I’d never called him “daddy” before, and it was weird, and it kind of bothered me that I’d suddenly said it. So I thought about it and thought about it, and realized that I liked it, that it felt more right for me as his daughter. It was at this time that I also realized that calling him “old man” was my subtle way of trying to be a guy, of denying who I was, without even realizing it, because I’d started doing so back when I was still struggling to come to terms with it and questioning my sexuality (because I also wondered if I might be gay, because feminine guys and guys who want to be girls are all gay, right?). Unfortunately, I didn’t realize this when I realized who and what I am, and even when I wore skirts or other women’s clothes, I still called him “old man,” and still did up until just a little while ago.

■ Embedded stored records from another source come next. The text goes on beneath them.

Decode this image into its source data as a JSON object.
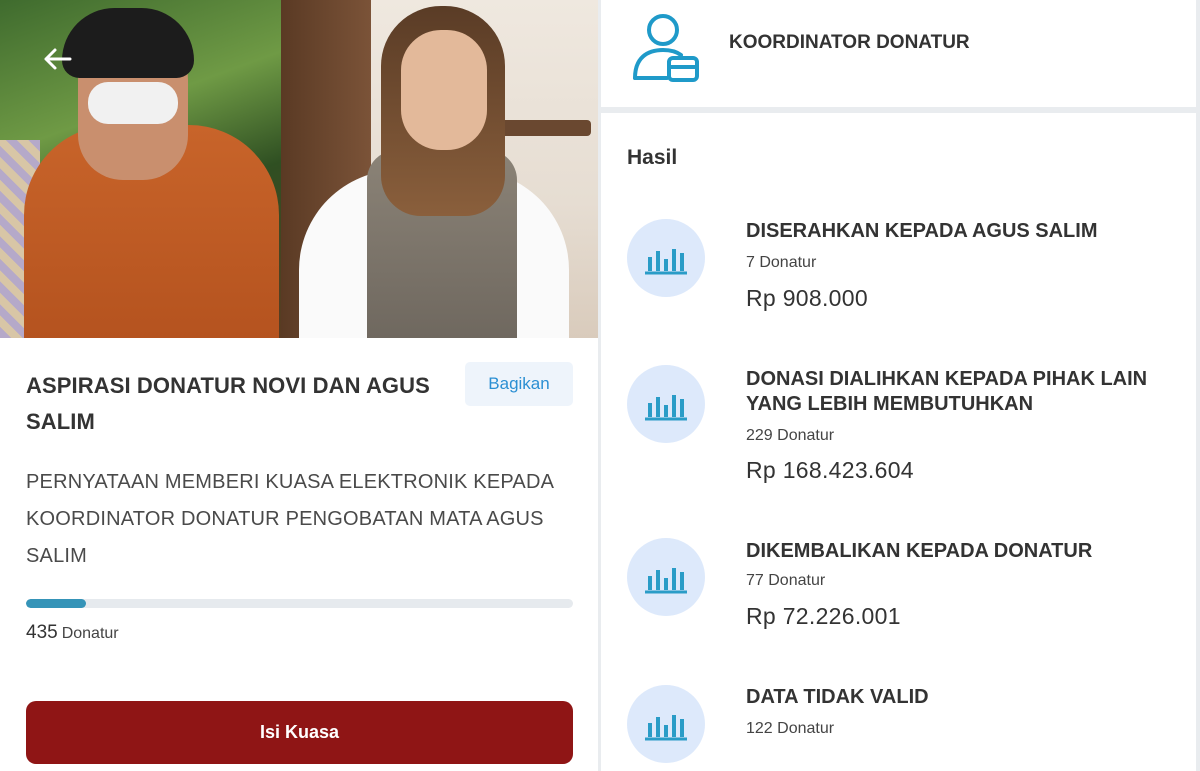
{
  "hero": {
    "back_icon": "arrow-left-icon"
  },
  "campaign": {
    "title": "ASPIRASI DONATUR NOVI DAN AGUS SALIM",
    "share_label": "Bagikan",
    "description": "PERNYATAAN MEMBERI KUASA ELEKTRONIK KEPADA KOORDINATOR DONATUR PENGOBATAN MATA AGUS SALIM",
    "progress_fraction": 0.11,
    "donor_count": "435",
    "donor_unit": "Donatur",
    "cta_label": "Isi Kuasa"
  },
  "coordinator": {
    "icon": "user-card-icon",
    "label": "KOORDINATOR DONATUR"
  },
  "results": {
    "heading": "Hasil",
    "items": [
      {
        "title": "DISERAHKAN KEPADA AGUS SALIM",
        "count": "7 Donatur",
        "amount": "Rp 908.000"
      },
      {
        "title": "DONASI DIALIHKAN KEPADA PIHAK LAIN YANG LEBIH MEMBUTUHKAN",
        "count": "229 Donatur",
        "amount": "Rp 168.423.604"
      },
      {
        "title": "DIKEMBALIKAN KEPADA DONATUR",
        "count": "77 Donatur",
        "amount": "Rp 72.226.001"
      },
      {
        "title": "DATA TIDAK VALID",
        "count": "122 Donatur",
        "amount": ""
      }
    ]
  },
  "colors": {
    "brand_red": "#8f1515",
    "accent_blue": "#2b8fd3",
    "progress": "#3594b8",
    "icon_bg": "#dde9fb"
  }
}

So no, aside from that one thing, I’ve never tried to “be a man.” Besides, I’m only mysterious as the dark side of the moon, I’m missing the other three things required to be a man.
What about you, dear readers? If you served in the military, what were your reasons for doing so? Did you ever try to be a man (or a woman) when you were really a woman (or a man)? If so, what was it that you did? Did you do it subconsciously, as I did, or as a deliberate attempt to deny your true self?